Que cualquier vulnerabilidad crítica que afecte a todos los hostings del mundo sea comunicada con tiempo suficiente para preparar la respuesta, antes de publicar el aviso público que también alerta a los atacantes. Es lo mínimo que los proveedores de hosting podemos exigir, y es un estándar que muchos otros fabricantes de software ya cumplen.
Lo que ocurre en los primeros 60 minutos de una crisis así
Recibimos la alerta: se activa el protocolo de incidente
Cuando llega una alerta de seguridad crítica de un proveedor, se activa automáticamente nuestro protocolo de respuesta a incidentes. El equipo de seguridad, el equipo técnico de infraestructura y la dirección son notificados de forma simultánea. Se abre un canal de comunicación interno dedicado exclusivamente a ese incidente.
Evaluación de severidad y superficie de ataque
En los primeros 5 minutos: ¿a cuántos de nuestros servidores afecta? ¿Cuántos clientes están en esos servidores? ¿Ya hay explotación activa? ¿El exploit ya es público? Estas preguntas determinan la urgencia y el tipo de respuesta.
Activamos la mitigación inmediata mientras preparamos el parche
Antes de que el parche esté instalado en cualquier servidor, activamos la primera línea de defensa: bloqueo de los puertos de acceso a cPanel desde el exterior. Esto cierra el vector de ataque de inmediato. Tú no podías ingresar al panel, pero los atacantes tampoco.
Iniciamos el despliegue del parche en los servidores
El proceso de actualización de cPanel en un servidor requiere: descargar la actualización, verificar su integridad, aplicarla, reiniciar los servicios afectados y confirmar que todo funciona correctamente. Esto lleva tiempo por servidor, y tenemos muchos servidores.

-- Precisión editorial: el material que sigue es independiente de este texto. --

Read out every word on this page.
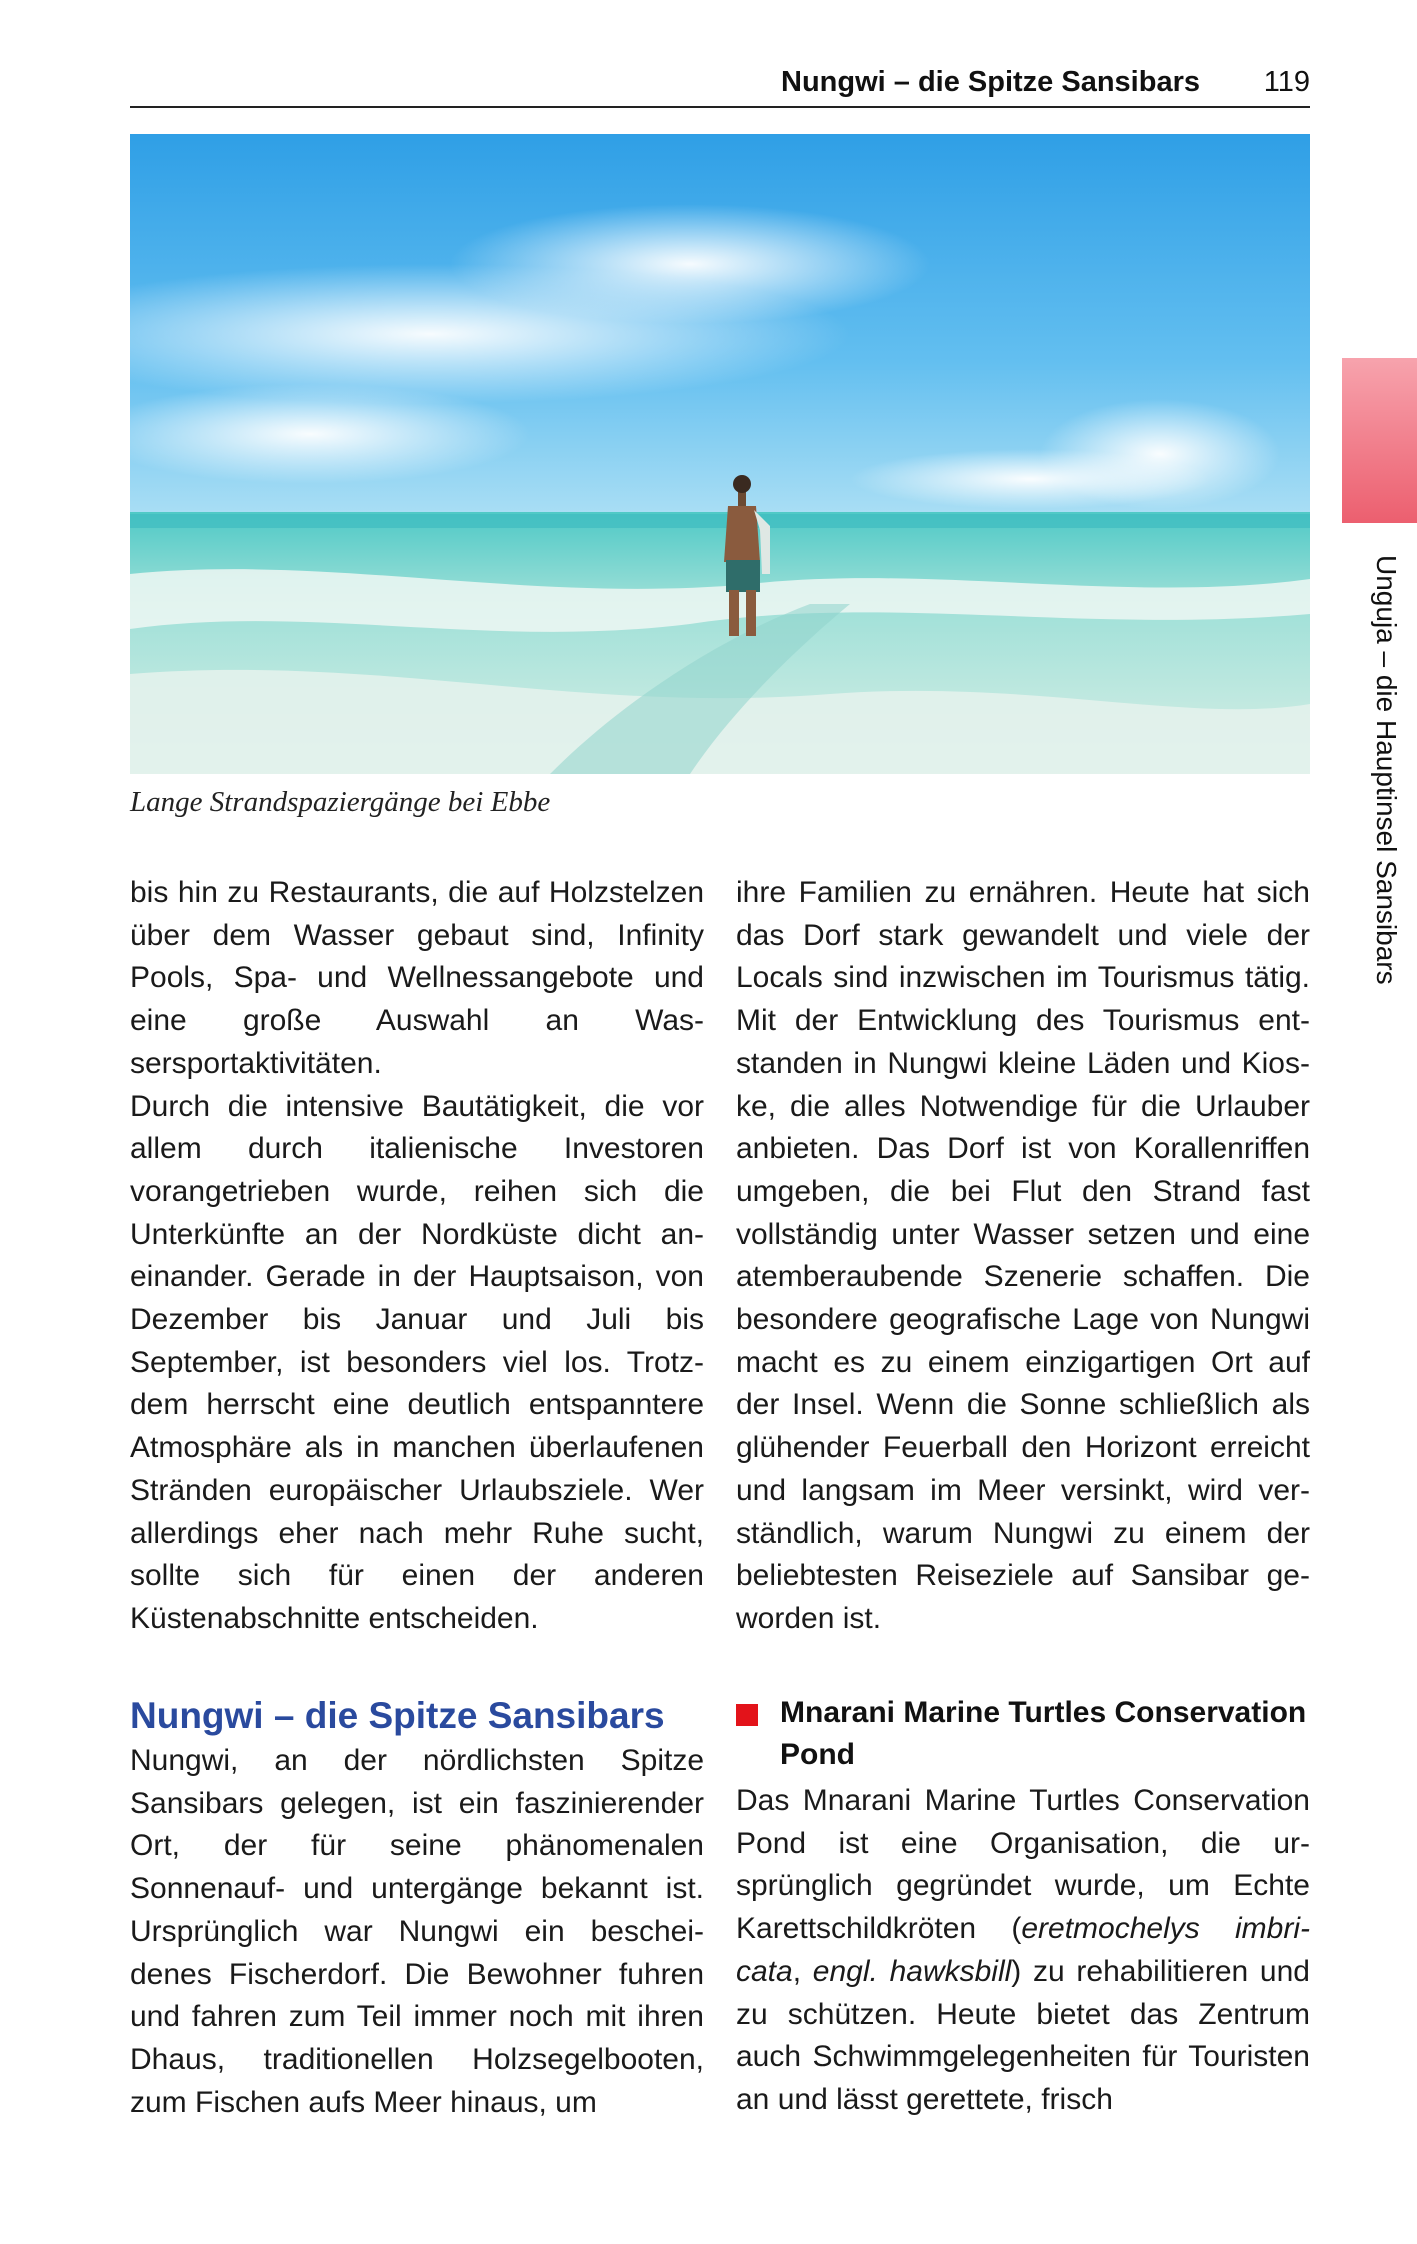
Nungwi – die Spitze Sansibars	119
Lange Strandspaziergänge bei Ebbe	Unguja – die Hauptinsel Sansibars

bis hin zu Restaurants, die auf Holzstelzen über dem Wasser gebaut sind, Infinity Pools, Spa- und Wellnessangebote und eine große Auswahl an Wassersportaktivitäten.

Durch die intensive Bautätigkeit, die vor allem durch italienische Investoren vorangetrieben wurde, reihen sich die Unterkünfte an der Nordküste dicht aneinander. Gerade in der Hauptsaison, von Dezember bis Januar und Juli bis September, ist besonders viel los. Trotzdem herrscht eine deutlich entspanntere Atmosphäre als in manchen überlaufenen Stränden europäischer Urlaubsziele. Wer allerdings eher nach mehr Ruhe sucht, sollte sich für einen der anderen Küstenabschnitte entscheiden.

ihre Familien zu ernähren. Heute hat sich das Dorf stark gewandelt und viele der Locals sind inzwischen im Tourismus tätig. Mit der Entwicklung des Tourismus entstanden in Nungwi kleine Läden und Kioske, die alles Notwendige für die Urlauber anbieten. Das Dorf ist von Korallenriffen umgeben, die bei Flut den Strand fast vollständig unter Wasser setzen und eine atemberaubende Szenerie schaffen. Die besondere geografische Lage von Nungwi macht es zu einem einzigartigen Ort auf der Insel. Wenn die Sonne schließlich als glühender Feuerball den Horizont erreicht und langsam im Meer versinkt, wird verständlich, warum Nungwi zu einem der beliebtesten Reiseziele auf Sansibar geworden ist.

Nungwi – die Spitze Sansibars

Nungwi, an der nördlichsten Spitze Sansibars gelegen, ist ein faszinierender Ort, der für seine phänomenalen Sonnenauf- und untergänge bekannt ist. Ursprünglich war Nungwi ein bescheidenes Fischerdorf. Die Bewohner fuhren und fahren zum Teil immer noch mit ihren Dhaus, traditionellen Holzsegelbooten, zum Fischen aufs Meer hinaus, um

Mnarani Marine Turtles Conservation Pond

Das Mnarani Marine Turtles Conservation Pond ist eine Organisation, die ursprünglich gegründet wurde, um Echte Karettschildkröten (eretmochelys imbricata, engl. hawksbill) zu rehabilitieren und zu schützen. Heute bietet das Zentrum auch Schwimmgelegenheiten für Touristen an und lässt gerettete, frisch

Los primeros servidores ya están parcheados y verificados
Los servidores con mayor cantidad de clientes tienen prioridad en el proceso de actualización. Una vez confirmado que el parche está correctamente instalado y que no hay evidencia de compromiso previo, restauramos el acceso al panel para esos clientes.
Cómo la IA gestiona millones de intentos de ataque en paralelo
Mientras el equipo técnico trabajaba en los servidores, nuestros sistemas de inteligencia artificial procesaban en tiempo real el aluvión de ataques automáticos que llegaron tras la publicación del exploit. Estos sistemas no reemplazan al equipo humano: lo multiplican.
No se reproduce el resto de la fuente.